Democracy, the High Court and punitive home demolitions

Israeli politicians endlessly chastise the Supreme Court for doubting the use of punitive home demolitions. So what do the politicians do? Blame the judges for defending terrorists.

By Frances Raday

Palestinians from the Abu Jaber family sit on the ruins of their home that was demolished by Israeli authorities, East Jerusalem, October 6, 2015. The house belonged to the family of Ghassan Abu Jaber, who killed four worshippers in an attack on a synagogue last year. (photo: Yotam Ronen/Activestills.org)
Palestinians from the Abu Jaber family sit on the ruins of their home that was demolished by Israeli authorities, East Jerusalem, October 6, 2015. The house belonged to the family of Ghassan Abu Jaber, who killed four worshippers in an attack on a synagogue last year. (photo: Yotam Ronen/Activestills.org)

The spate of stabbing and vehicular attacks by Palestinian youths over the past couple of months has brought along with it a spate of punitive home demolitions targeting the attackers’ family members. Both political leaders and Israeli Supreme Court justices have had something to say about the practice. The justices have expressed some doubt about the practice, and in some cases even issued injunctions delaying the demolitions. In response, politicians have blamed the judges for defending terrorists.

The trail of “politicians’ blaming” and “judges’ claims” regarding home demolitions merits an English style lampoon and quiz.

The politicians and ministers in our government cry out: we must unite against our judges for delaying home demolitions of terrorists — they are siding with the enemy. It’s not a matter of human rights, they say, these teenagers’ parents must be punished for their sons’ or daughters’ offenses, here and now. Forcing the state to wait until it can present evidence to the court proves that the judges are completely detached from reality. The politicians seem to wish the judges would behave like the Red Queen, and order “off with their heads,” instead of “only by due process will we remove the roof from over their heads.”

Quiz 1: If this is not a matter of human rights, as Israeli politicians claim, then what is? Is the demolition of a home not a criminal penalty? As such, does it not require a fair trial of the accused and conviction of all who are to be punished, including each parent and all siblings? Are Arab parents more responsible for the murderous misbehavior of their offspring than Jewish parents? Has anyone considered punishing Yigal Amir‘s mother or Baruch Goldstein’s parents as a deterrent for the growing phenomenon of Jewish terrorism? Are our politicians unaware that their very own Defense Ministry concluded that efficacy of house demolitions as a counter-terrorism tool is questionable and hence should not be employed?

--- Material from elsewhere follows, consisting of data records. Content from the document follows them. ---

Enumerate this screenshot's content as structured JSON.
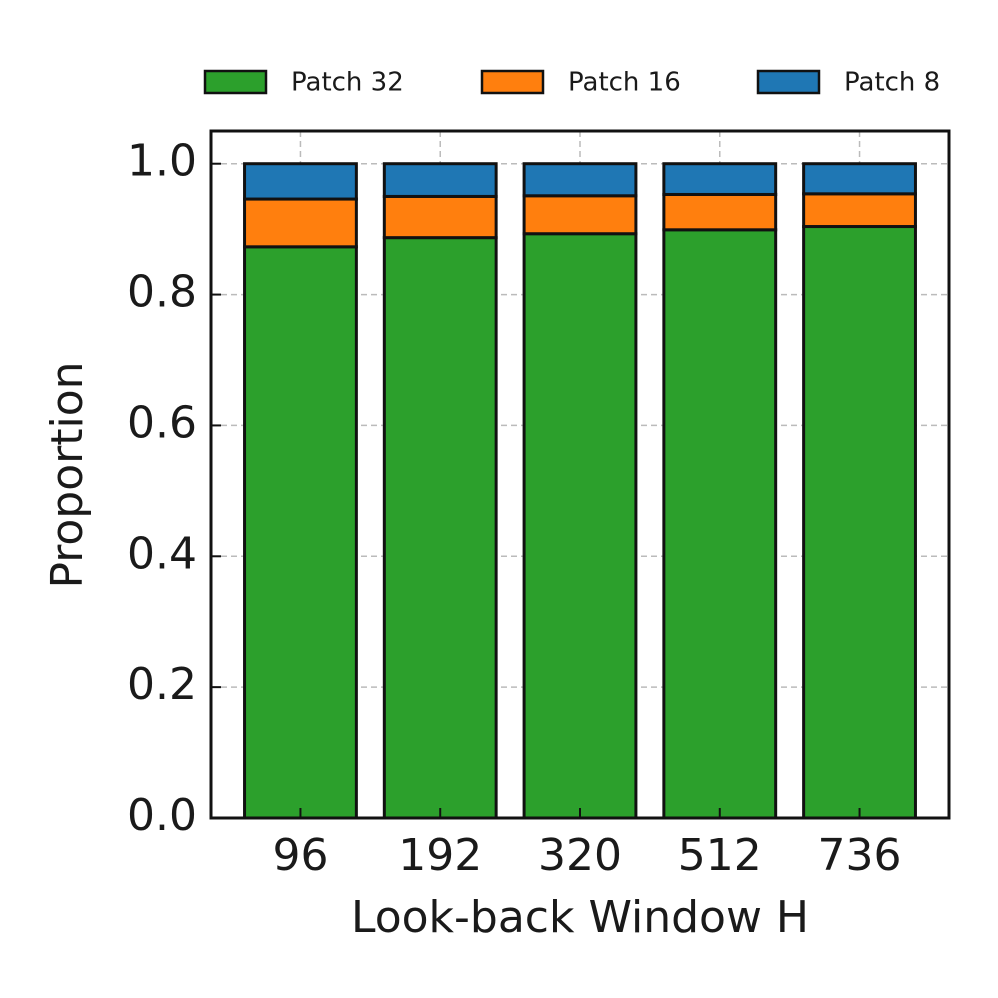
{
  "chart_data": {
    "type": "stacked_bar",
    "xlabel": "Look-back Window H",
    "ylabel": "Proportion",
    "categories": [
      "96",
      "192",
      "320",
      "512",
      "736"
    ],
    "series": [
      {
        "name": "Patch 32",
        "color": "#2ca02c",
        "values": [
          0.873,
          0.887,
          0.893,
          0.899,
          0.904
        ]
      },
      {
        "name": "Patch 16",
        "color": "#ff7f0e",
        "values": [
          0.073,
          0.063,
          0.058,
          0.054,
          0.05
        ]
      },
      {
        "name": "Patch 8",
        "color": "#1f77b4",
        "values": [
          0.054,
          0.05,
          0.049,
          0.047,
          0.046
        ]
      }
    ],
    "ylim": [
      0,
      1.05
    ],
    "yticks": [
      {
        "value": 0,
        "label": "0.0"
      },
      0.2,
      0.4,
      0.6,
      0.8,
      {
        "value": 1,
        "label": "1.0"
      }
    ],
    "grid": true,
    "legend": "top"
  }
}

Our judges responded timorously: the politicians’ attacks on the judges are in such bad taste, they said. Such attacks pander to the public mood and are “are unworthy of our government.” One wily and wise judge asked: Who delayed the demolitions? Is the High Court really the cause of the delay when half of the disputed demolitions were not carried out even months after the court permitted them? And the champion of the judges, Justice Elyakim Rubinstein, took a stronger stand, saying the court had acted correctly in delaying the demolition until petitions against them were heard; if not, “We would be like Sodom and Gomorrah – destroying first and asking questions after!” He explained: “The court is part of the nation and the state, it is not the United Nations but it fights for the character of the state as a state of law, human rights and human obligations.”

Quiz 2: Are these attacks by our politicians really “unworthy of our government”? Are they not quite reflective of our present government whose ministers manifestly show little respect for human rights and the rule of law?

Quiz 3: What did our dear justice mean when he said the court is “not the United Nations?” In aiming to convince the public that the court is not alien to Israeli society did he not, perhaps inadvertently, pander to the public phobia about the international human rights regime, reinforcing a perception of meddling foreigners, along with isolation and victimization by the United Nations, which those very politicians who attack the court actually nurture? Did the learned judge miss out on that part of Jewish history in which it was the United Nations that gave birth to the State of Israel, which introduced international Holocaust Remembrance Day, which fights human rights violations affecting minorities, women, children, the disabled and the poor globally? Does our Supreme Court justice not fully acknowledge that the court itself is bound by the international human rights regime that prohibits punishment without due process or discrimination on grounds of race, religion or nationality?

We are indeed not cognizant of the UN. And we are worse off for that.

Frances Raday is the President of the Concord Research Center for Integration of International Law in Israel and a Professor of Law at Hebrew University.